The concept of the spirit was given a further component of meaning in the 19th century by the philosopher, psychologist and educator Wilhelm Dilthey, co-founder of the philosophy of life, who contrasted the humanities with the natural sciences. In his view, the humanities are distinguished by a special method, hermeneutics. While the natural sciences are concerned with causal relationships, the humanities are intended to contribute to a deeper understanding of phenomena. The New Kantian Wilhelm Windelband tried to make this distinction more precise by emphasizing that the humanities investigate particular and unique events, while the natural sciences search for general laws of nature.
20th century
In the early 20th century, philosophical thinking about the mind was significantly influenced by the Vienna Circle. The members of the Vienna Circle sought to draw philosophical consequences from the methodology of psychological (methodological) behaviorism.
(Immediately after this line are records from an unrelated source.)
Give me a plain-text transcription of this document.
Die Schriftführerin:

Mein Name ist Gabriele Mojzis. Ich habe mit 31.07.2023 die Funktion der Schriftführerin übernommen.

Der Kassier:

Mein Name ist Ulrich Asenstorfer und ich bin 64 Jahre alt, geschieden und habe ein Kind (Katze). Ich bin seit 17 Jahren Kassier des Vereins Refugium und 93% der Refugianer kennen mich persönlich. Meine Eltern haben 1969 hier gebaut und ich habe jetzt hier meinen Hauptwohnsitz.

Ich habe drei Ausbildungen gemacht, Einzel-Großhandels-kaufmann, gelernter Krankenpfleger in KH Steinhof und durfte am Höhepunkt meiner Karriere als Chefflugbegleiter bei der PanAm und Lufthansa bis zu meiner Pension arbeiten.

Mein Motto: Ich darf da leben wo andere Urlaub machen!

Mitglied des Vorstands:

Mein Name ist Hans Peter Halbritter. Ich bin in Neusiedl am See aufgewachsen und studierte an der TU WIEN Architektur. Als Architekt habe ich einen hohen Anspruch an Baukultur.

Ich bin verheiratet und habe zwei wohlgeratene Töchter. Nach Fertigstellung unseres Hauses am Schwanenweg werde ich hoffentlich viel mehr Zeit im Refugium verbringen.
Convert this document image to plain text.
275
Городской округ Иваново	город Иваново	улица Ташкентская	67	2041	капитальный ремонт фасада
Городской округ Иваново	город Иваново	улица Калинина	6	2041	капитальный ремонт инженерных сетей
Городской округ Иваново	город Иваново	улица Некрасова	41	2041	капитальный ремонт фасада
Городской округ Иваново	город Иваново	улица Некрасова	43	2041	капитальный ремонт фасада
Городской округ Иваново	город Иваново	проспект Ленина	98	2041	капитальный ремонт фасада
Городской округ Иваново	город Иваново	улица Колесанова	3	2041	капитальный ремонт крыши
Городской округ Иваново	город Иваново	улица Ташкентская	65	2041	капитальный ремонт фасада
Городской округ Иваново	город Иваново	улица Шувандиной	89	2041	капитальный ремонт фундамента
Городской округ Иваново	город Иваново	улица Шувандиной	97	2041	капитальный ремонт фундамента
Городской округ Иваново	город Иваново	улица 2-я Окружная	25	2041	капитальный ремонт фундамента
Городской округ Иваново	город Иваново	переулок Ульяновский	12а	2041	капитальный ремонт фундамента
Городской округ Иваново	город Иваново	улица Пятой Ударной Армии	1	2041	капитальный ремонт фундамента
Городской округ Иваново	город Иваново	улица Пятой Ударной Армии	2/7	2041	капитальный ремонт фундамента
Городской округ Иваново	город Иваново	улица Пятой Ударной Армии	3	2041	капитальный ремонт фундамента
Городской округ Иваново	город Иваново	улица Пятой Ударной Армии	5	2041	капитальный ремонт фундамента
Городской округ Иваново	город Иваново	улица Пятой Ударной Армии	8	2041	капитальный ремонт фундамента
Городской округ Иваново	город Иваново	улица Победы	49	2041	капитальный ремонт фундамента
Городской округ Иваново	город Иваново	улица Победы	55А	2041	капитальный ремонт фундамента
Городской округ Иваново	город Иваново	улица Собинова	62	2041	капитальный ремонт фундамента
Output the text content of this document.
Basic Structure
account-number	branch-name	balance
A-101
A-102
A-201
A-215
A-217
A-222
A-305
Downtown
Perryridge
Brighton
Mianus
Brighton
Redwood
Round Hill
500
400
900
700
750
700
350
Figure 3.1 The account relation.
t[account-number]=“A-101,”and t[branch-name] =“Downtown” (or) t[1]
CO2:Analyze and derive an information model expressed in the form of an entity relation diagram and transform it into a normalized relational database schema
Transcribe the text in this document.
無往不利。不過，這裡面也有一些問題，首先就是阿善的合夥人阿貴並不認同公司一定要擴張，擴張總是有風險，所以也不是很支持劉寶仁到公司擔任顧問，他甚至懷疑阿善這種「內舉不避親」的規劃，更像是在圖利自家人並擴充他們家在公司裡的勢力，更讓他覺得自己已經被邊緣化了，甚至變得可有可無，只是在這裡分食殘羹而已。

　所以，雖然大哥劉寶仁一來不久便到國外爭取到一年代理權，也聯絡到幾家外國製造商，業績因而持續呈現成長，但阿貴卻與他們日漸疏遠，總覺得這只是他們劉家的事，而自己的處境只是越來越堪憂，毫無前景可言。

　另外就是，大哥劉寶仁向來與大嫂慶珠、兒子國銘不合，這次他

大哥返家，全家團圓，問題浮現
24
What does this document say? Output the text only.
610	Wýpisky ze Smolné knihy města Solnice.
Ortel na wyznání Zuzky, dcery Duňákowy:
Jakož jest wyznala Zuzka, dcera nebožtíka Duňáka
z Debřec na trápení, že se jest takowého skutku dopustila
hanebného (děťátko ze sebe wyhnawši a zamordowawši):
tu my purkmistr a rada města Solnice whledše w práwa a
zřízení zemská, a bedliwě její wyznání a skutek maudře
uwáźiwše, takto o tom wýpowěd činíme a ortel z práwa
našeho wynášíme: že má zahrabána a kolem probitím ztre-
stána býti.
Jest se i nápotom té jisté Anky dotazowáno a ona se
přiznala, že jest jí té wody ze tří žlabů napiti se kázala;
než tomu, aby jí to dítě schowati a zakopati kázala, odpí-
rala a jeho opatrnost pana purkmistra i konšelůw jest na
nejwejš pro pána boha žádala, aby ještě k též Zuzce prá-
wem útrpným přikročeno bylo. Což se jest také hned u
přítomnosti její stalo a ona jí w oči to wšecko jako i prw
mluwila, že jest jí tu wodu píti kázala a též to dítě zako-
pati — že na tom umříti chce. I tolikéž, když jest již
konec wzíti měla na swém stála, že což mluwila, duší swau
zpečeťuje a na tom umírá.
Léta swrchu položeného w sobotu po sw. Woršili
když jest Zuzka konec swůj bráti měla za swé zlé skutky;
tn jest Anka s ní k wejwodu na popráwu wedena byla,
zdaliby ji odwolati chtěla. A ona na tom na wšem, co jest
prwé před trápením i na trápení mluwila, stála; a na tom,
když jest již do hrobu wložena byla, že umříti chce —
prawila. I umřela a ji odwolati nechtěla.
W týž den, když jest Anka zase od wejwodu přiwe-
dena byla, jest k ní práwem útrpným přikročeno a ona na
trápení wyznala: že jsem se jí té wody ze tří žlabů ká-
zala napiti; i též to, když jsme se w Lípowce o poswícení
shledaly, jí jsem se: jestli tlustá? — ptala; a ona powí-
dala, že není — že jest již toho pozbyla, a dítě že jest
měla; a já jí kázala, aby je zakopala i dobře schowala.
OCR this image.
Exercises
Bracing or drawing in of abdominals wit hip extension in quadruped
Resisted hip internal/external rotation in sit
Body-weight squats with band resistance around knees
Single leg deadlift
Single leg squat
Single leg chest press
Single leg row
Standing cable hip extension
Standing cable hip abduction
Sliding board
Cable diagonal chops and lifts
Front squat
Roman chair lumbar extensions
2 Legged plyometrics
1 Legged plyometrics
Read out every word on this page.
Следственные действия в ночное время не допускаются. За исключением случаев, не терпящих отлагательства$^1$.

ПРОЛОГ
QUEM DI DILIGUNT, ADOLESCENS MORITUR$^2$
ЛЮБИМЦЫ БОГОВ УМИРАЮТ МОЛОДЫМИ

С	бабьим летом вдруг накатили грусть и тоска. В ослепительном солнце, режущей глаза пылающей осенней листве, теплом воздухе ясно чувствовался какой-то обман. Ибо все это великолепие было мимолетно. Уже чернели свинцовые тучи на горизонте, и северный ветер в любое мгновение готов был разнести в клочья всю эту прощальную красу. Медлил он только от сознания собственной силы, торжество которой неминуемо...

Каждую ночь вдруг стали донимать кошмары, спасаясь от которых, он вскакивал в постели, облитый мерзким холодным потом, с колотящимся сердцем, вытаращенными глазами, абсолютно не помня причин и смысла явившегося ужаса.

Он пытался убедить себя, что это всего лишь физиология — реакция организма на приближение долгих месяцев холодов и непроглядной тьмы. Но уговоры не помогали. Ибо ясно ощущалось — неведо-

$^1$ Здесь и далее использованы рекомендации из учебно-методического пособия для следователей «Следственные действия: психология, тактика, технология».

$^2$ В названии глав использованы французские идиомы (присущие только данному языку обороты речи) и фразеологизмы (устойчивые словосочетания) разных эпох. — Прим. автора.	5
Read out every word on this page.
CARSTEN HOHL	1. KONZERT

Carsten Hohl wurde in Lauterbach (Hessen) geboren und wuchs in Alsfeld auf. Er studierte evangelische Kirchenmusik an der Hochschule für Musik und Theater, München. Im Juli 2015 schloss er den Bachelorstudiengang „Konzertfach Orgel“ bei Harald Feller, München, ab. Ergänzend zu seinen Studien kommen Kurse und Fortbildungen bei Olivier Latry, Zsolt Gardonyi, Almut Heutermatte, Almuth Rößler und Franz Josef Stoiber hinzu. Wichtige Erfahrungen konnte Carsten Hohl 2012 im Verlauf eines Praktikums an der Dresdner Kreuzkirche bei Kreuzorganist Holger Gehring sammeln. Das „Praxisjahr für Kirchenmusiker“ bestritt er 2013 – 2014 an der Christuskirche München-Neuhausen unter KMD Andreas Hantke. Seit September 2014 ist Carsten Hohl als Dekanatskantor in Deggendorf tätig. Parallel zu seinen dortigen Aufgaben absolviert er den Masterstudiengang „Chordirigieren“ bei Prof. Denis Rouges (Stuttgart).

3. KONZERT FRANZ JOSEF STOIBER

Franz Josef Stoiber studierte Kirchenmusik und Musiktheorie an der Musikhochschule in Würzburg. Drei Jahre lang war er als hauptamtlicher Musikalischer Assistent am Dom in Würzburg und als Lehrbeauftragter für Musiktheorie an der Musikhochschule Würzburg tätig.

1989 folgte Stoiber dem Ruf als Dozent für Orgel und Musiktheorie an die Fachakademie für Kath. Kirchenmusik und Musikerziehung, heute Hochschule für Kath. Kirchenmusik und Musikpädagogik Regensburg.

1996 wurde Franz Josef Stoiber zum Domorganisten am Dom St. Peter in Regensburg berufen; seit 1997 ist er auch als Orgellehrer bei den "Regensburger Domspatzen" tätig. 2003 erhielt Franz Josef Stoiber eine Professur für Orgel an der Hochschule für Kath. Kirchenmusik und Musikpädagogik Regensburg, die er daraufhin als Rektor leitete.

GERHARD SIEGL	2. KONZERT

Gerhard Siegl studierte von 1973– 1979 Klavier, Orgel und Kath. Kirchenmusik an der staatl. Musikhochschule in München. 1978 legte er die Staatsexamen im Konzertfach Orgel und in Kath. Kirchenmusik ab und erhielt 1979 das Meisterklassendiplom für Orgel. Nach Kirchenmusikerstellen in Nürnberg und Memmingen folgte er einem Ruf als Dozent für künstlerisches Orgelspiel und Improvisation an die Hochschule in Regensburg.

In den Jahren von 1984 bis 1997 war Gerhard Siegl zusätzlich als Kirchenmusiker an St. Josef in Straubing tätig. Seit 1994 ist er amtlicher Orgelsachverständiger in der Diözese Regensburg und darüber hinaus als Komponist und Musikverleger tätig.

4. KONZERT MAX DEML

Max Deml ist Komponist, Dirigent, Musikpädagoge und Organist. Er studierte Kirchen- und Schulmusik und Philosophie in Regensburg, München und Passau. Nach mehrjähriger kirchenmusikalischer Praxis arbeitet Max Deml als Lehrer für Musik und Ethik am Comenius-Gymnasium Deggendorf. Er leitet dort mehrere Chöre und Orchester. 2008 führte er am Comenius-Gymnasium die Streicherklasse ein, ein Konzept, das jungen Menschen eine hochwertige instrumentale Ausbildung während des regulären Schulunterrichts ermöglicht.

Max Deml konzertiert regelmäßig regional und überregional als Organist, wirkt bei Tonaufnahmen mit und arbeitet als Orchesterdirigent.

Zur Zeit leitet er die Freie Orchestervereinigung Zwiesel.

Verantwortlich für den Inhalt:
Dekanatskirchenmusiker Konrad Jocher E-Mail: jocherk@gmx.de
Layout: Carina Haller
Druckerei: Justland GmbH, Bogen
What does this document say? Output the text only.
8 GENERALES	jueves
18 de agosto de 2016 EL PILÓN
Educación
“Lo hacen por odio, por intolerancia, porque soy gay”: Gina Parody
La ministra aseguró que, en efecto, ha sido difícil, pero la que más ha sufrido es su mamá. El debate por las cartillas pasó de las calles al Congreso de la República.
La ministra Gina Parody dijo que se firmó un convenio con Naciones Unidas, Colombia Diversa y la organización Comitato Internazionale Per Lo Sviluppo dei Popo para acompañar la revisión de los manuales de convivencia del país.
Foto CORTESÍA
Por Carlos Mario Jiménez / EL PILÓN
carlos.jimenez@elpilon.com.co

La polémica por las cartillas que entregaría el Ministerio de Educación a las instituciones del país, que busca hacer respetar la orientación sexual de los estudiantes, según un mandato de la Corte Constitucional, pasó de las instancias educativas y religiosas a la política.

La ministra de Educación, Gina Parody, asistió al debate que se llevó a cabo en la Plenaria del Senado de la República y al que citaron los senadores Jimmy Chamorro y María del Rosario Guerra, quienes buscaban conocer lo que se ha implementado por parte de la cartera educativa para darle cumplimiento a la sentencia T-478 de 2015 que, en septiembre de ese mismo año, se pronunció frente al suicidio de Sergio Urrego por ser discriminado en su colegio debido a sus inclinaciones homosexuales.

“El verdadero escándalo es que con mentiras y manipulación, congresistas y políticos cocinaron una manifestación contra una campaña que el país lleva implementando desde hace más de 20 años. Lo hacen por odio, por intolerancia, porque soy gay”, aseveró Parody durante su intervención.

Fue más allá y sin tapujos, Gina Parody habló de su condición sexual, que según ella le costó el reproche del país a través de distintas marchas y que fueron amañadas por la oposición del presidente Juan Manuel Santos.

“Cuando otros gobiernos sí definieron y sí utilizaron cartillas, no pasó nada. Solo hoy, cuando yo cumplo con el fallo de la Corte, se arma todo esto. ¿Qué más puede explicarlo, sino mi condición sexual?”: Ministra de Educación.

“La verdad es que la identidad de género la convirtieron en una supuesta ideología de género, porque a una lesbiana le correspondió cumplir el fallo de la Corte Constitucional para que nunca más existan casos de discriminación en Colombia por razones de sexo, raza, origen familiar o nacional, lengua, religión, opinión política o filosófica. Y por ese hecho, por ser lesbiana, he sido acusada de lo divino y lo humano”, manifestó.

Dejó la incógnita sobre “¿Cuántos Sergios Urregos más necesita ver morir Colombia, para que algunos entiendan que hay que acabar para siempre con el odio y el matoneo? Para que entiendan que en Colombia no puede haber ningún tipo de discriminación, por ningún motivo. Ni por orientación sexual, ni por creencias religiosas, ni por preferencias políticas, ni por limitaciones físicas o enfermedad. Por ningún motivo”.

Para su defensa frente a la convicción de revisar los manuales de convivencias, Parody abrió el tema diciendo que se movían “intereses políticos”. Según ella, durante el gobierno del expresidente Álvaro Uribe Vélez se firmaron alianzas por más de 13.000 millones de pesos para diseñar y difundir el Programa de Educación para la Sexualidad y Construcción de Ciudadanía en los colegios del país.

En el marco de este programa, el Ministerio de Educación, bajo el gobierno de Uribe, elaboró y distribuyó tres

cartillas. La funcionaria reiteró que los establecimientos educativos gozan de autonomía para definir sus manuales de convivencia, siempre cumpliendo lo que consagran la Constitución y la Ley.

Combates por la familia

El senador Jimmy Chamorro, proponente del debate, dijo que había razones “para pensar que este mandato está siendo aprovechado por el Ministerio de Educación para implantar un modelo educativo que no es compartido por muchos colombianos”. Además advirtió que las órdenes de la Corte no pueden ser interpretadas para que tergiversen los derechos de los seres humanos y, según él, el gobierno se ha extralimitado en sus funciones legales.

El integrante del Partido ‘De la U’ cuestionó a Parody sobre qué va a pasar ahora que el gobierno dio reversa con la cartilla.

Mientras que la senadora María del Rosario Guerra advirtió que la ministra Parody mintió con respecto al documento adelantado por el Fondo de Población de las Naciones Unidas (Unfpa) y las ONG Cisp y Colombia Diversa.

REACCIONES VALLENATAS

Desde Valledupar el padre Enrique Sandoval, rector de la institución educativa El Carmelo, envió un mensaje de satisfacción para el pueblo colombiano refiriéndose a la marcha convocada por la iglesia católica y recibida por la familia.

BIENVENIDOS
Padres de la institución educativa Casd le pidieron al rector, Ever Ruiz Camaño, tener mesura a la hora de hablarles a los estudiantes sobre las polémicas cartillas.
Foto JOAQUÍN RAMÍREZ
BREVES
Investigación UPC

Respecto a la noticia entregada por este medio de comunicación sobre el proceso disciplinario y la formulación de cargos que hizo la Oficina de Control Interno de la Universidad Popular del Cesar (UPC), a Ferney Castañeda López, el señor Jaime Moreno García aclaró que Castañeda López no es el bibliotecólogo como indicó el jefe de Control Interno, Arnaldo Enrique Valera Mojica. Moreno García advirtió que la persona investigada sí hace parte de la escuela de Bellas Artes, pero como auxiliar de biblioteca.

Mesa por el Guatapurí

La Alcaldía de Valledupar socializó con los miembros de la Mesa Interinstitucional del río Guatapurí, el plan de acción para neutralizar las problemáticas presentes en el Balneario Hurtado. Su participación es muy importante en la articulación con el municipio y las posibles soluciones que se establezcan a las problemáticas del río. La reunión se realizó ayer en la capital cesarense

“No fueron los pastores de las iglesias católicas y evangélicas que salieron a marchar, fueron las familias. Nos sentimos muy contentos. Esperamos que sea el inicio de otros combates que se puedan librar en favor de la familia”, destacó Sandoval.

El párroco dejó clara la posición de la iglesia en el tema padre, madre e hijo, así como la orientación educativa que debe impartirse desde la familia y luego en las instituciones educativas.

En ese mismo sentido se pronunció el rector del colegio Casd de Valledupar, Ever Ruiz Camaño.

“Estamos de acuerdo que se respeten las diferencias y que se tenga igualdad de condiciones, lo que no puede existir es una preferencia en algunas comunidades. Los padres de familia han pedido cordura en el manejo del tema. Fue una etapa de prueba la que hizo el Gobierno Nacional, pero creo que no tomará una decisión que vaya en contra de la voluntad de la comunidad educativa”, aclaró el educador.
The classical behaviorists had declared that introspective claims about the mind could not be verified and therefore could not be part of a science. Psychology, they argued, must therefore confine itself to descriptions of behavior. In the Vienna Circle, these assumptions were combined with verificationism, that is, the thesis that only testable statements have meaning. As a consequence, statements about the mind appear to be meaningless unless they are about behavior.
The behaviorist tradition found its continuation in Gilbert Ryle's 1949 work The Concept of Mind, which became the orthodox interpretation of the subject of "mind" in Anglo-Saxon philosophy for more than a decade. Ryle declared that it was a category mistake to assume that mind is something internal. In contrast, the work of Ludwig Wittgenstein was in some tension with behaviorism. While Wittgenstein also denied that the mind was to be understood as an internal state, he at the same time distinguished himself from behaviorism.
The phenomenology founded by Edmund Husserl led in an opposite direction, explicitly aiming at the investigation of subjective, mental phenomena. In the procedure of epoché, all assumptions about the external world are to be "bracketed", thus making possible an exploration of pure subjectivity. Referring to Franz Brentano, Husserl assumed that mental states were essentially characterized by intentionality. By this is meant that mental states relate to something, for example, longing for a person relates to a person. Husserl's phenomenology exerted an enormous influence on 20th century philosophy, including Husserl's student Martin Heidegger and Jean-Paul Sartre, who came to Freiburg to study with Husserl. In French philosophy, Maurice Merleau-Ponty in particular took up Husserl's concept of intentionality. Merleau-Ponty wanted to use the concept of the body to abolish the opposition between body and mind. The body is a living and actively perceiving body and can thus not be grasped through an opposition of the spiritual and the non-spiritual.
The early 1960s also saw a radical departure from behaviorist theories in Anglo-Saxon philosophy. Inspired by the successes of neuroscientific research, identity theorists sought to reduce the mind to the brain. An analogous program was advocated by functionalists, but based on artificial intelligence and cognitive science. These reductive efforts did not go unchallenged, however; seemingly insurmountable problems with reductionism were pointed out. With the so-called qualia (consciousness of phenomena) and intentionality, the mind, according to many philosophers, has properties that cannot be explained by natural sciences.
Due to the tension between the successes of empirical research and the problems of reductionism, a very differentiated debate about the nature of mind has arisen in philosophy. Today, various forms of physicalism, dualism, and pluralism are advocated. The Eliminative Materialists dispense entirely with the assumption of the existence of a mind.